You’re ready to protect your organisation.
Are your board and your IT department on the same page?
Cyber security may be a top board room priority, but what does that mean in practice? We talked to over 1,200 people around the world from two distinct groups within companies: senior executives and IT decision makers.
Close examination of the responses to our survey suggested that, while these two groups agree on many things, they often do so from very different perspectives, symptomatic of a lack of clear communication and agreed basic information shared between executives and IT leaders.
Among our findings:
- 65% of C-Suite respondents in Malaysia say their IT teams and staff more broadly are responsible in the event of a breach, whereas only a third (35%) of ITDMs think this is the case. Similarly, over half of ITDMs (55%) think senior management and leaders should shoulder the blame, compared to only 30% of C-Suite respondents.
- 81% of IT teams are confident they are well-equipped to defend against a cyber attack, while almost a third (30%) of C-suite respondents, a larger proportion than in any other market, are not sure they are equipped to handle a cyber-attack, should they be targeted.

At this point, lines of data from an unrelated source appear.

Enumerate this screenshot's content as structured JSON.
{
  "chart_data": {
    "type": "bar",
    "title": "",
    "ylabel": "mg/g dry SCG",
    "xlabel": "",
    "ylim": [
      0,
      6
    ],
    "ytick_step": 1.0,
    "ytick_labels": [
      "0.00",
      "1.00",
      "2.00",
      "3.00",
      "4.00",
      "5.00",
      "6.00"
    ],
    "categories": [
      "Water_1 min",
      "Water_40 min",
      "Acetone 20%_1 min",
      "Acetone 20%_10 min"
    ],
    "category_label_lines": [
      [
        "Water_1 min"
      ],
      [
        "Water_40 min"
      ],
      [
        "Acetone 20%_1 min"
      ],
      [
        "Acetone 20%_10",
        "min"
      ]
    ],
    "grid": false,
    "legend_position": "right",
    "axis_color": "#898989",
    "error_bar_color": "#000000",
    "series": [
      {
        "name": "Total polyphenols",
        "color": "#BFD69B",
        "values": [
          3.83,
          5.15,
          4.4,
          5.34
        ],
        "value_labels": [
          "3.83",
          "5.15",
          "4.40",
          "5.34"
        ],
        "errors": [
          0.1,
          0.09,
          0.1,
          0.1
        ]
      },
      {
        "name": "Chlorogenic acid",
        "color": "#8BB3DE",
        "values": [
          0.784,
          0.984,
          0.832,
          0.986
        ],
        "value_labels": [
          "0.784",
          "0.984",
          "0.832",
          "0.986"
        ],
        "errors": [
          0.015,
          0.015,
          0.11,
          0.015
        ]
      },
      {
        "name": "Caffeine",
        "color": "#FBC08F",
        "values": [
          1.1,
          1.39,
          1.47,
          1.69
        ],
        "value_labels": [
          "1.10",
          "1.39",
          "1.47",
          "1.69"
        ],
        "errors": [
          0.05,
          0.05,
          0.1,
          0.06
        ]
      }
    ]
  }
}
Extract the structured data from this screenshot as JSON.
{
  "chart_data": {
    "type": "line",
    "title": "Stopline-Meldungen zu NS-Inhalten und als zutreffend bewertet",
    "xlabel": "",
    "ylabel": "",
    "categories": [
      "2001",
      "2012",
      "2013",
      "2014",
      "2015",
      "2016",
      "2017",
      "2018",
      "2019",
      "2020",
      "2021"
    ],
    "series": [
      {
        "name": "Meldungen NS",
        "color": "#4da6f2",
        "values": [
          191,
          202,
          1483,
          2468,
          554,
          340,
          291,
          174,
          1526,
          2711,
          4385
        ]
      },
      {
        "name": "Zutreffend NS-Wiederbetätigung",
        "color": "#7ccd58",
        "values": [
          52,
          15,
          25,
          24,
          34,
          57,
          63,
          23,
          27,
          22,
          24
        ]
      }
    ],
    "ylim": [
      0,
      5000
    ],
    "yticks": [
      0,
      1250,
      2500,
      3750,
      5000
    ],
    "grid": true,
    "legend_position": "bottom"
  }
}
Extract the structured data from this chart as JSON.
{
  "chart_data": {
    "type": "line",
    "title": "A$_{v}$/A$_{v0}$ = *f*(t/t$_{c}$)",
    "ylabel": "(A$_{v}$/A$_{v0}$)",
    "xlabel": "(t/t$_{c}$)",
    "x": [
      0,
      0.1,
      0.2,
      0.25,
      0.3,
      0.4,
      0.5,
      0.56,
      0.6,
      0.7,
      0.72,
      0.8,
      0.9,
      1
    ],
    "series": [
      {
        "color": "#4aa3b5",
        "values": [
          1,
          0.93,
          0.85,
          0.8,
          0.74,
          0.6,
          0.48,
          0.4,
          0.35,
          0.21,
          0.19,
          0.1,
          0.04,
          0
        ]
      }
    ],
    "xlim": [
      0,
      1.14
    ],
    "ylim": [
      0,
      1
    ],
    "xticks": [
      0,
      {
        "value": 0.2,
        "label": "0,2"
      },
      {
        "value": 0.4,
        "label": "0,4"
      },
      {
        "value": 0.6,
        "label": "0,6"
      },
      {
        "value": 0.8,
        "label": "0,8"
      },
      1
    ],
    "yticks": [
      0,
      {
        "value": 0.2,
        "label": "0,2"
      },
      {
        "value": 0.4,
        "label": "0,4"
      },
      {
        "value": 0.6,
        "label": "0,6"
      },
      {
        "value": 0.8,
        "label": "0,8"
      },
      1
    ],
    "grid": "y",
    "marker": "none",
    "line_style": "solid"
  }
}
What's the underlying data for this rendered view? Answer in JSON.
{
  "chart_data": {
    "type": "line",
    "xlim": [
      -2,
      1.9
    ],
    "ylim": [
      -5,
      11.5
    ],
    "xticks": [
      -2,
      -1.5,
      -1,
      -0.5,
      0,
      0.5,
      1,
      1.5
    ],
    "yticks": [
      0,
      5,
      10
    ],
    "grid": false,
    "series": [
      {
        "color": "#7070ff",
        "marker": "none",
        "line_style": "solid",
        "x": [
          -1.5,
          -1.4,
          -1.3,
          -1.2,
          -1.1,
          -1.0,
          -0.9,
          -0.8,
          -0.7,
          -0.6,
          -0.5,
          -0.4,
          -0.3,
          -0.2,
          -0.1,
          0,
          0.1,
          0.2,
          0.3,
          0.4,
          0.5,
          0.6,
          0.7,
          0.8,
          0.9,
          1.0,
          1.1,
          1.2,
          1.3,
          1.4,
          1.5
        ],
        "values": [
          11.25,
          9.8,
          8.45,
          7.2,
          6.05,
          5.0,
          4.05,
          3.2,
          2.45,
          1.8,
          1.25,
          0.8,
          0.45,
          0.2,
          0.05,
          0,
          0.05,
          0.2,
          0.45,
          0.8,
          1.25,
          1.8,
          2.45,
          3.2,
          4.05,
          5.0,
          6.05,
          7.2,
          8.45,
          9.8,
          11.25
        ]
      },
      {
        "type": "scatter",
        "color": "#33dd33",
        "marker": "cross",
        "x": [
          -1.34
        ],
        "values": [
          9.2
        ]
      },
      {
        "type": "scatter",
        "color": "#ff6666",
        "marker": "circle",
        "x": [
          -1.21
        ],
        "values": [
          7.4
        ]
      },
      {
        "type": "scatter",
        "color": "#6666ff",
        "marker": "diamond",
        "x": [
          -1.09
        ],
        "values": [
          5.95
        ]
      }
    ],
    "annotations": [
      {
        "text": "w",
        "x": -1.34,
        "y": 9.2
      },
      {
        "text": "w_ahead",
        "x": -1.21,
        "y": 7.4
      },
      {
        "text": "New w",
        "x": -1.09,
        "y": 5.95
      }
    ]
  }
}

- However, both groups believe the number and severity of attacks will increase over the coming year, with 90% of board respondents and 84% of IT teams predicting an increase in the number of attacks, and 90% and 87% respectively predicting an increase in the severity of attacks.
- Almost three times as many C-Suite executives think that human error will enable a cyber attack than ITDMs (85% vs 28%), making Malaysian C-Suite respondents the least trusting of their people globally (averaging at 64%). More ITDMs think it would likely be through attackers breaching their network from outside (43%).
- Around the world, cyber security represents the most significant business challenge to 71% of C-Suite respondents (70% in Malaysia).